Art Works Blog

Postcard from 2012 NEA Jazz Masters Celebration

2012 NEA Jazz Master Jimmy Owens performs at the January 10 concert celebration. Photo by Michael G. Stewart

Last week we celebrated the 2012 NEA Jazz Masters, and as I was saying to [NEA Music Director] Wayne Brown, I thought this was our best Jazz Masters yet. We began on Monday, January 9, the day before the NEA Jazz Masters concert, with a panel that was conducted by my old friend Bob Blumenthal, who’s a pre-eminent jazz critic. The panel was really about the future of jazz and about mentoring. He had a couple of veterans there: 2005 NEA Jazz Master George Wein, who started the Newport Jazz Festival and is a legendary jazz producer, and 1990 NEA Jazz Master Gerald Wilson, a trumpeter, composer, bandleader. The panel also included two musicians from the younger generation: percussionist Dafnis Prieto and Ambrose Akinmusire who’s a trumpet player. (Ambrose also joined us the next evening, sitting in for a number during the Jazz Masters concert.) What was neat about the panel was seeing several generations of leading jazz people on the same podium, talking about the importance of mentoring, and the different kinds of education and training that they feel are important to jazz musicians.

Next I went over to a luncheon hosted by the Association of Performing Arts Presenters (APAP). Our great friend Mario Garcia Durham---formerly the head of NEA’s Presenting program---is now leading APAP. He’s taken on a big, big job, and you know, if anybody has the energy for it, it’s Mario! And certainly he also has the passion and dedication. At the luncheon we heard a very spirited speech by Ben Cameron of the Doris Duke Charitable Foundation who received APAP’s Sidney Yates Award. (Sidney Yates was a great Congressional champion of the arts.) George Wein also received an award for achievement in the performing arts, acknowledging his legendary career as a producer.

On Tuesday, I attended another luncheon, this one hosted by music industry leader BMI. The luncheon was attended by the 2012 class of NEA Jazz Masters as well as an entire roomful of past Jazz Masters. My job was to give each of the new Jazz Masters their official plaque, and that was a thrill, just to be able to introduce them and shake their hands. We had three of the five 2012 Jazz Masters present. (Unfortunately Charlie Haden and Von Freeman weren’t able to make the trip to New York, but were ably represented by their children.) I was really tickled to meet the incredible drummer, keyboardist, and composer Jack DeJohnette, and when I gave his intro I said, “Don’t take this the wrong way, but I’ve been listening to you since I was a kid.” Sheila Jordan was there, and she’s just had an incredible career as a vocalist and educator. And of course Jimmy Owens was there and he’s not only been an educator, trumpeter, flugelhorn player, composer, and arranger, but he’s also a passionate advocate for the rights and privileges of jazz musicians---their healthcare, their security, their place in the musician’s union. He has just been a great force for jazz musicians.

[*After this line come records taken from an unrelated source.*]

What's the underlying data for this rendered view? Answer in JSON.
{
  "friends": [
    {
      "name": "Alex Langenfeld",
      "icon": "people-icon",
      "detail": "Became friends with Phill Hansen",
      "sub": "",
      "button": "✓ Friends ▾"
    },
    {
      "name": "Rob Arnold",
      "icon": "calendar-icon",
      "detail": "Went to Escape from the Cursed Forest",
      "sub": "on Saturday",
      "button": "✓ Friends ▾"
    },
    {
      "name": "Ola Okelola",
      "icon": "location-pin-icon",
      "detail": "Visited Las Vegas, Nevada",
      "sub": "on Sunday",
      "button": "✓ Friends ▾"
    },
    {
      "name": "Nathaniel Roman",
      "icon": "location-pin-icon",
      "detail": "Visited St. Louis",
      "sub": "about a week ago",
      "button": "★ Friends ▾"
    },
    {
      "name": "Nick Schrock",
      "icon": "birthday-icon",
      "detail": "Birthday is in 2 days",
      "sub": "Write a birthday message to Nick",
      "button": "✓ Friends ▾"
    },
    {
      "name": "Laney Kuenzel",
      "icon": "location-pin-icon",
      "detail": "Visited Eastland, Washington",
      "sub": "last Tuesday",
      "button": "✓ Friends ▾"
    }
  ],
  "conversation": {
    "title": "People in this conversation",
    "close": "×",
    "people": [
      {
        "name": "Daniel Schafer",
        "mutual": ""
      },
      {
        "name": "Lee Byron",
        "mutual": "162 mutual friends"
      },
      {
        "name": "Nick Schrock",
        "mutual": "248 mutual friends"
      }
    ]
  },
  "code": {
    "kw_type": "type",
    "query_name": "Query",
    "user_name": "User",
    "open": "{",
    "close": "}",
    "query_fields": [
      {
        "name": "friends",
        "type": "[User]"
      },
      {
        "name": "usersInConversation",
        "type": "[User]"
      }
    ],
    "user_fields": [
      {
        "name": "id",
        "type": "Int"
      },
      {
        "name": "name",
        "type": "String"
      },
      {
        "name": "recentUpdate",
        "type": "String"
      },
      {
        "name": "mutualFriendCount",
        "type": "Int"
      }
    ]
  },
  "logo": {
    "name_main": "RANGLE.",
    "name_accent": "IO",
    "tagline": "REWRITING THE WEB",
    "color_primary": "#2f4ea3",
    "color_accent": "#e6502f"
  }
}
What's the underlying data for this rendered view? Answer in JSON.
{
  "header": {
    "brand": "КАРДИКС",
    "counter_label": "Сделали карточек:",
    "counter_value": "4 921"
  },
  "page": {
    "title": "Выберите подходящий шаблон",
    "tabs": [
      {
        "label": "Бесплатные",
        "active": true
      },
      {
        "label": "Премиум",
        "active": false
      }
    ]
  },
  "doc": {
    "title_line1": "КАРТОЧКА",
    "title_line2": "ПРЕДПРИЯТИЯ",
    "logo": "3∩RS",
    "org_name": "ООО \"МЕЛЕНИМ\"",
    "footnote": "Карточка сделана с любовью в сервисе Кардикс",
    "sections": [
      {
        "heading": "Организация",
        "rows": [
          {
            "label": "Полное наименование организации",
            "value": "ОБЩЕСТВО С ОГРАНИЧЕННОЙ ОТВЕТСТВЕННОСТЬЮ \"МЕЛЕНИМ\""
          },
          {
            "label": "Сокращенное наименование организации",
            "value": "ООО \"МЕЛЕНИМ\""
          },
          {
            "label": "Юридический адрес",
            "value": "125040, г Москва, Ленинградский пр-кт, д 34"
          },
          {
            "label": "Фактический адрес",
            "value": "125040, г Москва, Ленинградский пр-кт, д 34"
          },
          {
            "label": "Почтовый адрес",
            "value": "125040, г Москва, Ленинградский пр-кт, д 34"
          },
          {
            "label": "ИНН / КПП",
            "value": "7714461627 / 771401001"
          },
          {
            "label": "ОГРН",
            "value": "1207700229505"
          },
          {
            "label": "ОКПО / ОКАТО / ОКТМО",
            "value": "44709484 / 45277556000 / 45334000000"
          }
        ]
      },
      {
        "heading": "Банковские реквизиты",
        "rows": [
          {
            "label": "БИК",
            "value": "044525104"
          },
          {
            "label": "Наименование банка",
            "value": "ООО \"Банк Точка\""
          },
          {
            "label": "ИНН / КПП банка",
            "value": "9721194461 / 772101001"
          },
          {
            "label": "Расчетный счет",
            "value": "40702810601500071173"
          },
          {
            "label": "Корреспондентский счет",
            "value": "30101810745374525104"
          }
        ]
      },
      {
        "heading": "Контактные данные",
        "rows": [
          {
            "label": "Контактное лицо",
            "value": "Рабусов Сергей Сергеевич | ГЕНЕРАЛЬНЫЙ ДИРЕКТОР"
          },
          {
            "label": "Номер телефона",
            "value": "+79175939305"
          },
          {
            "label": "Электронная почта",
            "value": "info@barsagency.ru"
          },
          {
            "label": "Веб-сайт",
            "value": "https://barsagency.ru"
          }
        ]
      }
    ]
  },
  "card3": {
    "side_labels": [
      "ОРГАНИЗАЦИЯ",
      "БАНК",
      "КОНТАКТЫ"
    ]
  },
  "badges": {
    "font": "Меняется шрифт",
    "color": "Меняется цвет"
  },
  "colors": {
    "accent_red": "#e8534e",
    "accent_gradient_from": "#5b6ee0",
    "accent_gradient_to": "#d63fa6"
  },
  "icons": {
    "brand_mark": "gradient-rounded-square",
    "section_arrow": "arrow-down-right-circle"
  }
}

I was glad to have some time during the day to meet with Aby Rosen and Lisa Robb from the New York State Council on the Arts (NYSCA). Aby is NYSCA’s chairperson and Lisa's the newly installed executive director. NYSCA may be, I think, the largest supporter of the arts among the state arts agencies, and I look forward to a very interesting ongoing conversation with them.

That evening, at Jazz at Lincoln Center, we held the NEA Jazz Masters concert itself, which was the climax and culmination of the whole series of events. It was just a wonderful evening---well-paced, well-produced. It was great to see a few of our National Council on the Arts members who were able to join us---Aaron Dworkin, Barbara Ernst Prey, and Irving Mayfield, Jr. As wonderful as it was to see the jazz musicians perform and be acknowledged onstage, it was also great to see them among themselves; there were nearly 40 of them there for the event. I sat next to 1984 NEA Jazz Master Ornette Coleman, and that was quite a thrill. Some of the Jazz Masters performed with the Jazz at Lincoln Center Orchestra (JLCO), including, of course 2011 NEA Jazz Master Wynton Marsalis, JLCO's artistic director. What was especially great about this year’s musical program was that each of the musical selections was composed by an NEA Jazz Master. So, I had a blast, and it was just a wonderful event.

I do have to share one moment that particularly stands out for me about the evening. After Jimmy Owens accepted his NEA Jazz Masters award, he gave a tribute to 1988 NEA Jazz Master Billy Taylor, who passed away right before last year’s celebration. Owens played a solo trumpet version of “Nobody Knows the Trouble I’ve Seen” that was very haunting and sad, and yet uplifting at the same time. It was very, very beautiful; you could hear a pin drop in the house when he did that. That was maybe my favorite moment.